Wiec w stosunku do focenia za pomoca samego iphone potrzebujemy czas na podpiecie one do iphone. Odblokowania nie licze, bo w samym ip musimy przeciagnac paluchem, aby wywolac szybkie menu i stuknac w ikone aparatu.
Mocno zachęcacie Panowie.
Chyba będę musiał zdobyć egzemplarz do testów i przyjrzeć mu się osobiście ;)
Potwierdzam. Jedynie nie uruchamia app jeśli jesteśmy akurat w innym, co ma sens, bo nie przerywa nam tego co się tam dzieje.
Widziałem dzisiaj Moridina jak takim zestawem kręcił video i robił zdjęcia na otwarciu ispot w Galerii Mokotów ;)
Dxo jest małe to fakt.
Musiałbym popróbować to może bym zrozumiał ewentualne zalety tego zestawu.

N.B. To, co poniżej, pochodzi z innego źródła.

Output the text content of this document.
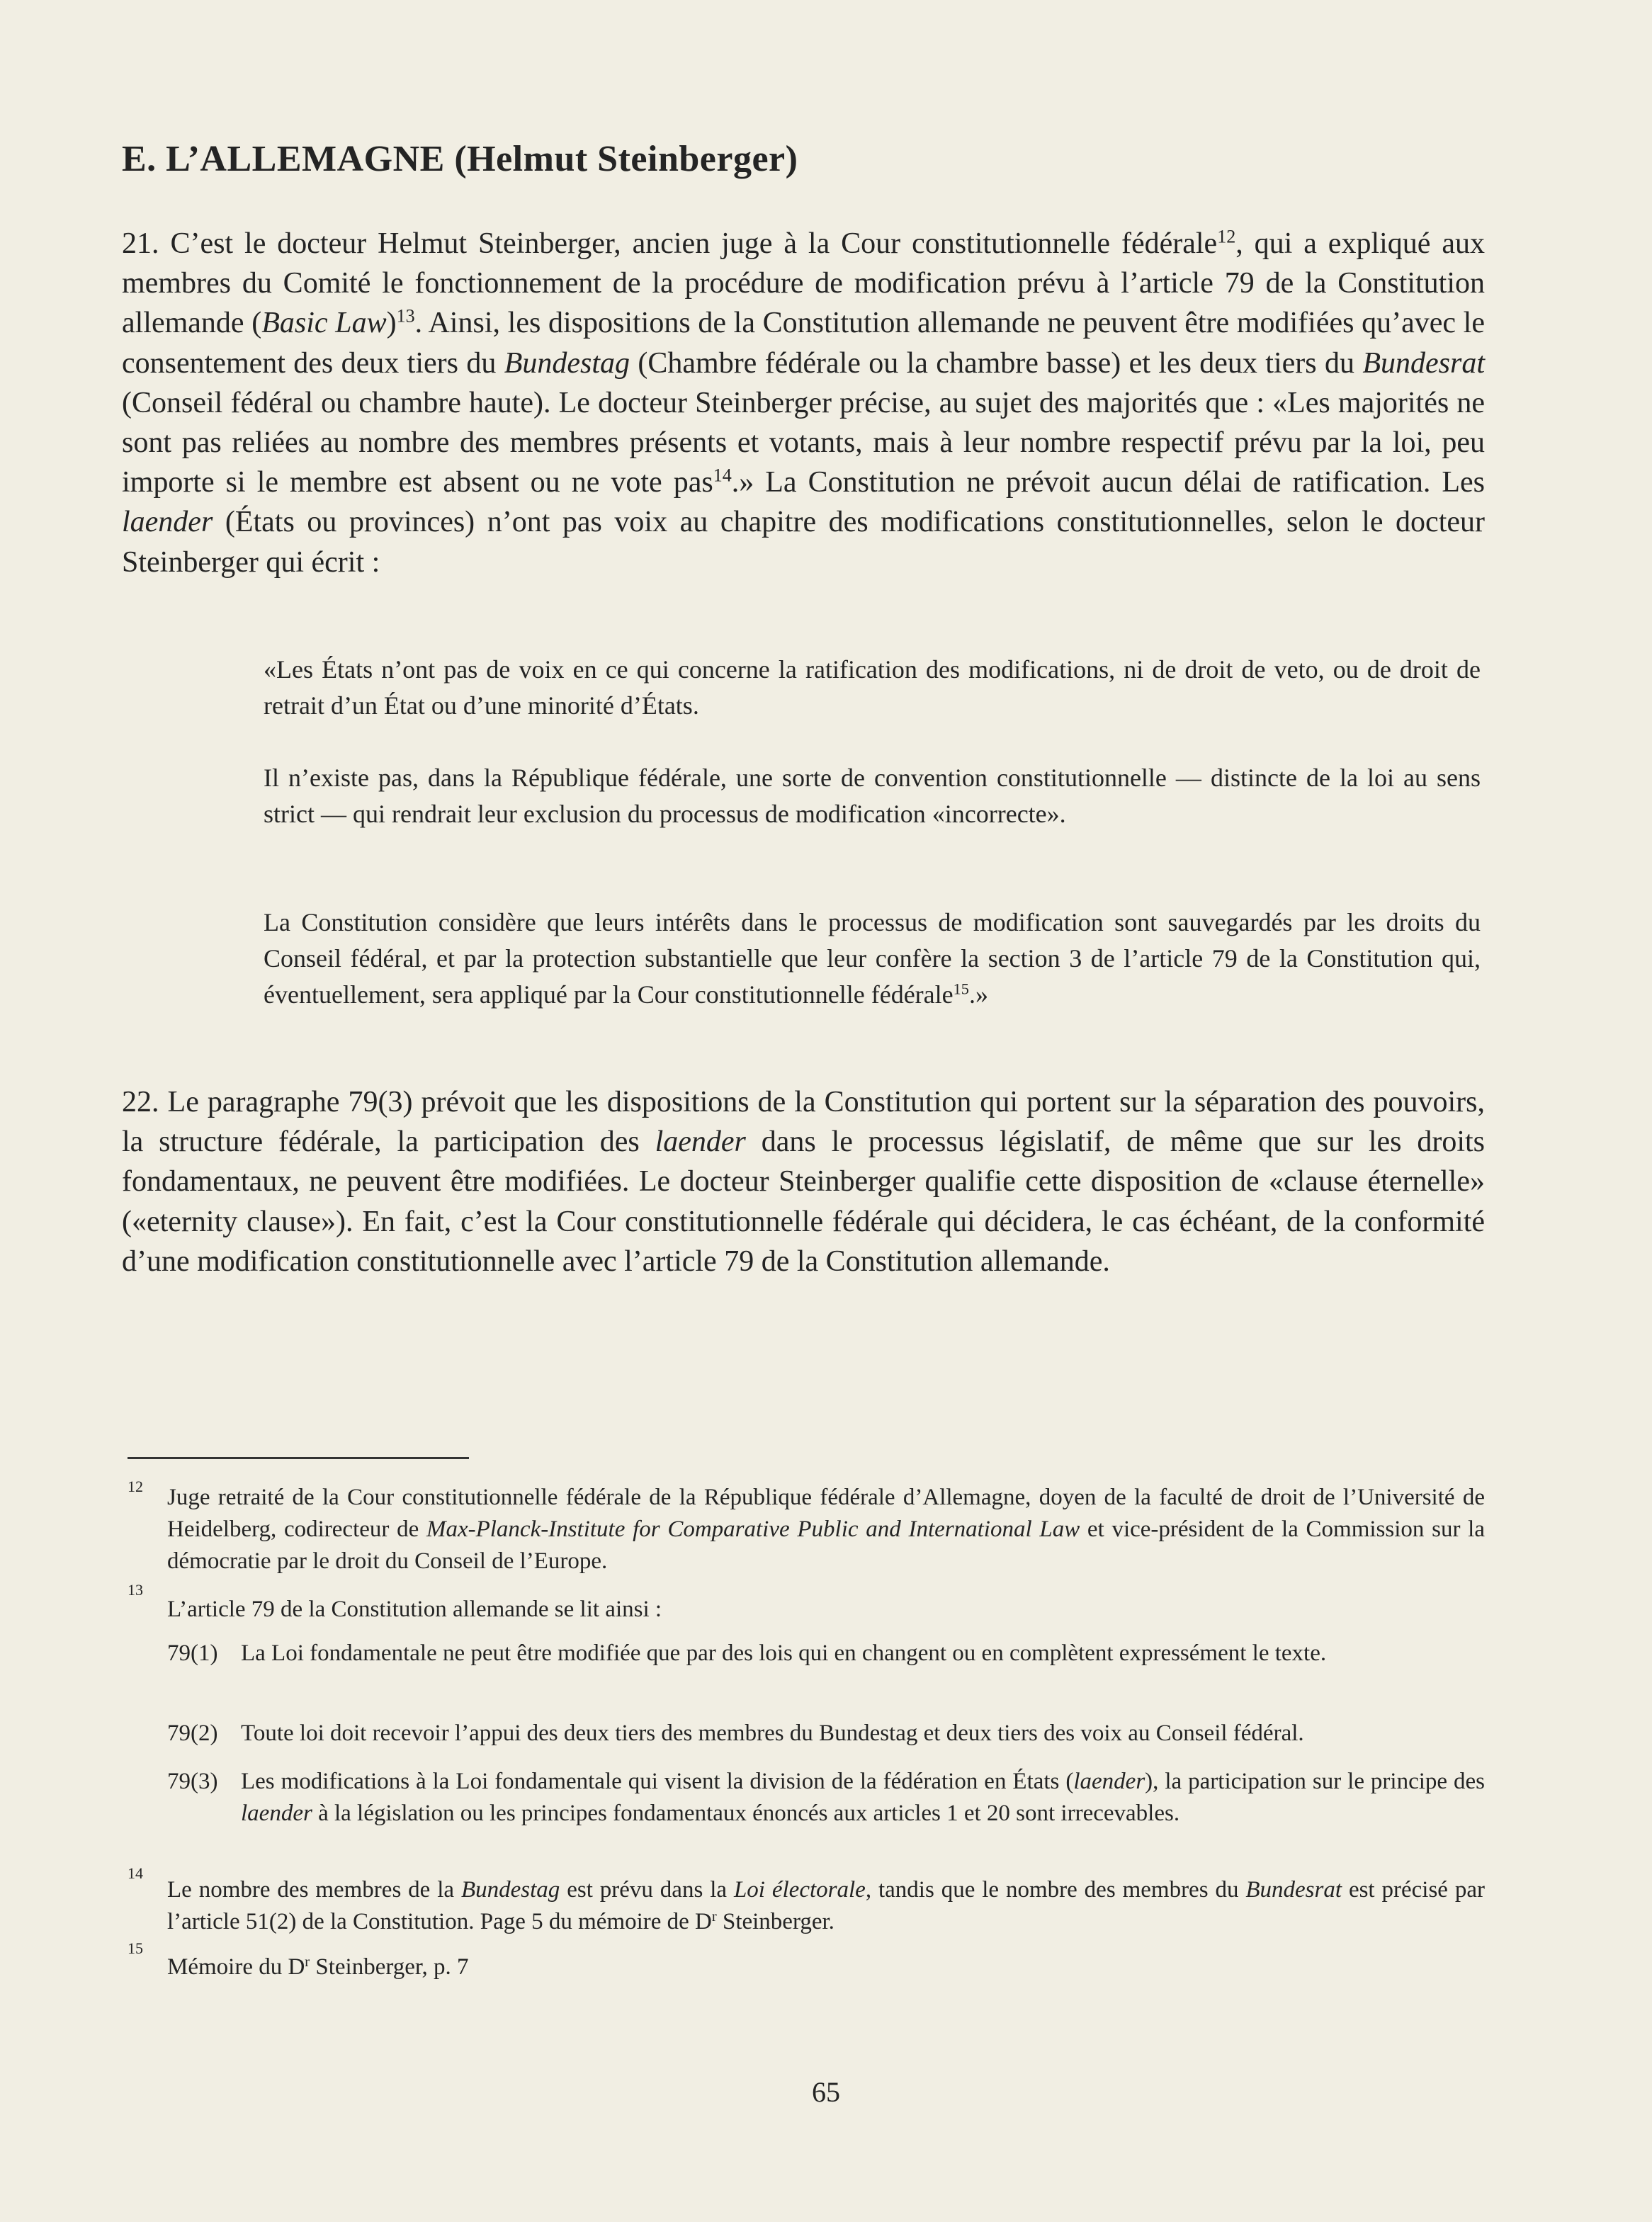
E. L’ALLEMAGNE (Helmut Steinberger)

21. C’est le docteur Helmut Steinberger, ancien juge à la Cour constitutionnelle fédérale$^{12}$, qui a expliqué aux membres du Comité le fonctionnement de la procédure de modification prévu à l’article 79 de la Constitution allemande (Basic Law)$^{13}$. Ainsi, les dispositions de la Constitution allemande ne peuvent être modifiées qu’avec le consentement des deux tiers du Bundestag (Chambre fédérale ou la chambre basse) et les deux tiers du Bundesrat (Conseil fédéral ou chambre haute). Le docteur Steinberger précise, au sujet des majorités que : «Les majorités ne sont pas reliées au nombre des membres présents et votants, mais à leur nombre respectif prévu par la loi, peu importe si le membre est absent ou ne vote pas$^{14}$.» La Constitution ne prévoit aucun délai de ratification. Les laender (États ou provinces) n’ont pas voix au chapitre des modifications constitutionnelles, selon le docteur Steinberger qui écrit :

«Les États n’ont pas de voix en ce qui concerne la ratification des modifications, ni de droit de veto, ou de droit de retrait d’un État ou d’une minorité d’États.

Il n’existe pas, dans la République fédérale, une sorte de convention constitutionnelle — distincte de la loi au sens strict — qui rendrait leur exclusion du processus de modification «incorrecte».

La Constitution considère que leurs intérêts dans le processus de modification sont sauvegardés par les droits du Conseil fédéral, et par la protection substantielle que leur confère la section 3 de l’article 79 de la Constitution qui, éventuellement, sera appliqué par la Cour constitutionnelle fédérale$^{15}$.»

22. Le paragraphe 79(3) prévoit que les dispositions de la Constitution qui portent sur la séparation des pouvoirs, la structure fédérale, la participation des laender dans le processus législatif, de même que sur les droits fondamentaux, ne peuvent être modifiées. Le docteur Steinberger qualifie cette disposition de «clause éternelle» («eternity clause»). En fait, c’est la Cour constitutionnelle fédérale qui décidera, le cas échéant, de la conformité d’une modification constitutionnelle avec l’article 79 de la Constitution allemande.

12 Juge retraité de la Cour constitutionnelle fédérale de la République fédérale d’Allemagne, doyen de la faculté de droit de l’Université de Heidelberg, codirecteur de Max-Planck-Institute for Comparative Public and International Law et vice-président de la Commission sur la démocratie par le droit du Conseil de l’Europe.

13

L’article 79 de la Constitution allemande se lit ainsi :

79(1) La Loi fondamentale ne peut être modifiée que par des lois qui en changent ou en complètent expressément le texte.
79(2) Toute loi doit recevoir l’appui des deux tiers des membres du Bundestag et deux tiers des voix au Conseil fédéral.
79(3) Les modifications à la Loi fondamentale qui visent la division de la fédération en États (laender), la participation sur le principe des laender à la législation ou les principes fondamentaux énoncés aux articles 1 et 20 sont irrecevables.
14

Le nombre des membres de la Bundestag est prévu dans la Loi électorale, tandis que le nombre des membres du Bundesrat est précisé par l’article 51(2) de la Constitution. Page 5 du mémoire de $D^r$ Steinberger.

15

Mémoire du $D^r$ Steinberger, p. 7

65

Jednak widząc w sklepie takiego malucha jak na załàczonej fotce raczej bym się nie zdecydował na dxo.
Zalety można zrozumieć w 5 sekund wkładając go do kieszeni – Panas to świetny sprzęt, ale przy wszystkich swych zaletach nie jest to kieszonkowiec EDC ;)
Przy tej wielkości nie sprawiało by mi dużej różnicy czy biorę Panasa czy swoją A7, która oczywiście jest trochę większa, ale też dzięki matrycy 36x24mm dużo więcej oferuje.